PAH molecules that are sensitive to ultraviolet light might serve as sources. PAHs are believed to be abundant on the early earth and have been proposed to provide protons for protocellular functions. The smallest PAH, naphthalene, is comparable in size to amantadine, a drug known to reside in the Gly34 cavity. M2 is not an evolutionarily early protein but its structure and mechanism of action indicates that simple proteins that conceivably existed early in the protobiological era might have captured the main features of proton pumps.

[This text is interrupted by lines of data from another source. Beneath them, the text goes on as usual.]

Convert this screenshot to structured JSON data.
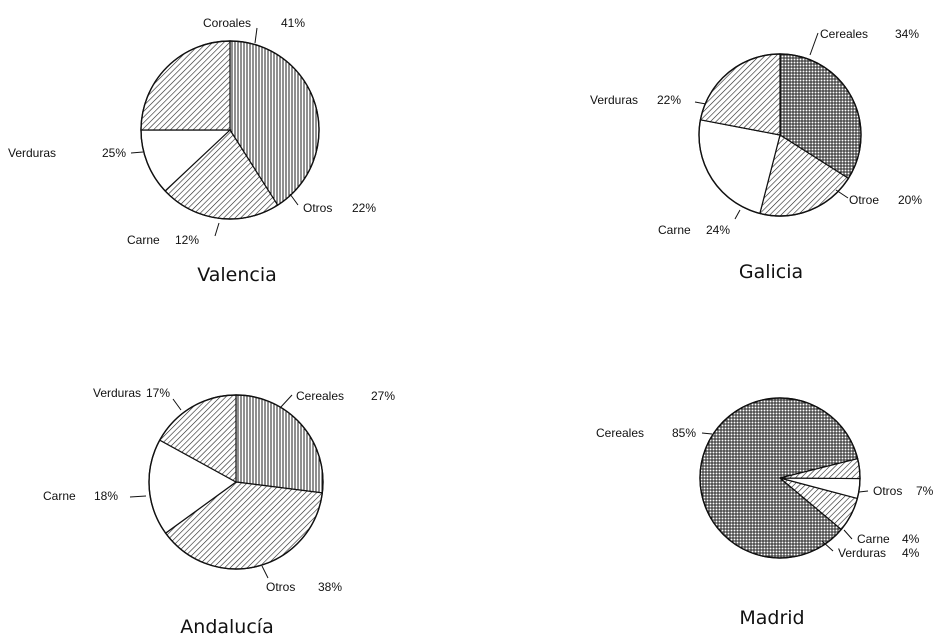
{
  "chart_data": [
    {
      "type": "pie",
      "title": "Valencia",
      "labels": [
        "Coroales",
        "Otros",
        "Carne",
        "Verduras"
      ],
      "values": [
        41,
        22,
        12,
        25
      ],
      "value_labels": [
        "41%",
        "22%",
        "12%",
        "25%"
      ],
      "patterns": [
        "vertical-lines",
        "diagonal-lines",
        "none",
        "diagonal-lines"
      ]
    },
    {
      "type": "pie",
      "title": "Galicia",
      "labels": [
        "Cereales",
        "Otroe",
        "Carne",
        "Verduras"
      ],
      "values": [
        34,
        20,
        24,
        22
      ],
      "value_labels": [
        "34%",
        "20%",
        "24%",
        "22%"
      ],
      "patterns": [
        "grid",
        "diagonal-lines",
        "none",
        "diagonal-lines"
      ]
    },
    {
      "type": "pie",
      "title": "Andalucía",
      "labels": [
        "Cereales",
        "Otros",
        "Carne",
        "Verduras"
      ],
      "values": [
        27,
        38,
        18,
        17
      ],
      "value_labels": [
        "27%",
        "38%",
        "18%",
        "17%"
      ],
      "patterns": [
        "vertical-lines",
        "diagonal-lines",
        "none",
        "diagonal-lines"
      ]
    },
    {
      "type": "pie",
      "title": "Madrid",
      "labels": [
        "Cereales",
        "Otros",
        "Carne",
        "Verduras"
      ],
      "values": [
        85,
        7,
        4,
        4
      ],
      "value_labels": [
        "85%",
        "7%",
        "4%",
        "4%"
      ],
      "patterns": [
        "grid",
        "diagonal-lines",
        "none",
        "diagonal-lines"
      ]
    }
  ]
}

Such proteins might have been at the roots of active proton transport.

Education and Public Outreach. Ames Team members pursued activities in education and public outreach (EPO) that included efforts in high-impact public venues. Team research efforts have contributed source material for the team’s EPO program. We administered a graduate-level astrobiology course at the University of California at Santa Cruz. We conducted lab tours and demonstrations for students and educators. We lectured to K-12 classrooms, universities, museums, planetariums, national park visitor centers, scientific conferences and the public media. Team members worked with staff at Red Bluff High School and Lassen Volcanic National Park to offer the Lassen Astrobiology Student Intern Program to high school juniors and seniors. Each intern examined hydrothermal features, collected field data and wrote a report that interpreted hydrothermal field sites and geochemical and biological analyses. Ames team members trained Lassen Park interpretive staff and worked with them to develop trailside signs located at park sites that illustrate astrobiology research. The team contributed substantially to the three-day 2014 Lassen Dark Sky Festival by delivering six lectures in the visitor center and staffing a NASA booth.

Mission involvement. The team maintained its substantial presence in NASA missions. The P.I. is a member of the Mars Exploration Rover (MER) mission, the Mars Reconnaissance Orbiter (MRO) CRISM team and the Mars Science Laboratory (MSL) mission CheMin team. The P.I. served as Chair of MEPAG (NASA’s Mars Exploration Program Analysis Group) for a third year. A Co-I is P.I. of the MSL Curiosity CheMin team. Another Co-I is the PI on a Comet Surface Sample Return mission concept for the next New Frontiers AO. Other team members participate in the following: Kepler, Stardust, Stratospheric Observer for Infrared Astronomy, Mars Reconnaissance Orbiter, MSL, James Webb Space Telescope, Spitzer Space Telescope, Herschel, O/OREOS, ABE/ASPIRE, LCROSS, LADEE, and the Comet Coma Rendezvous Sample Return mission.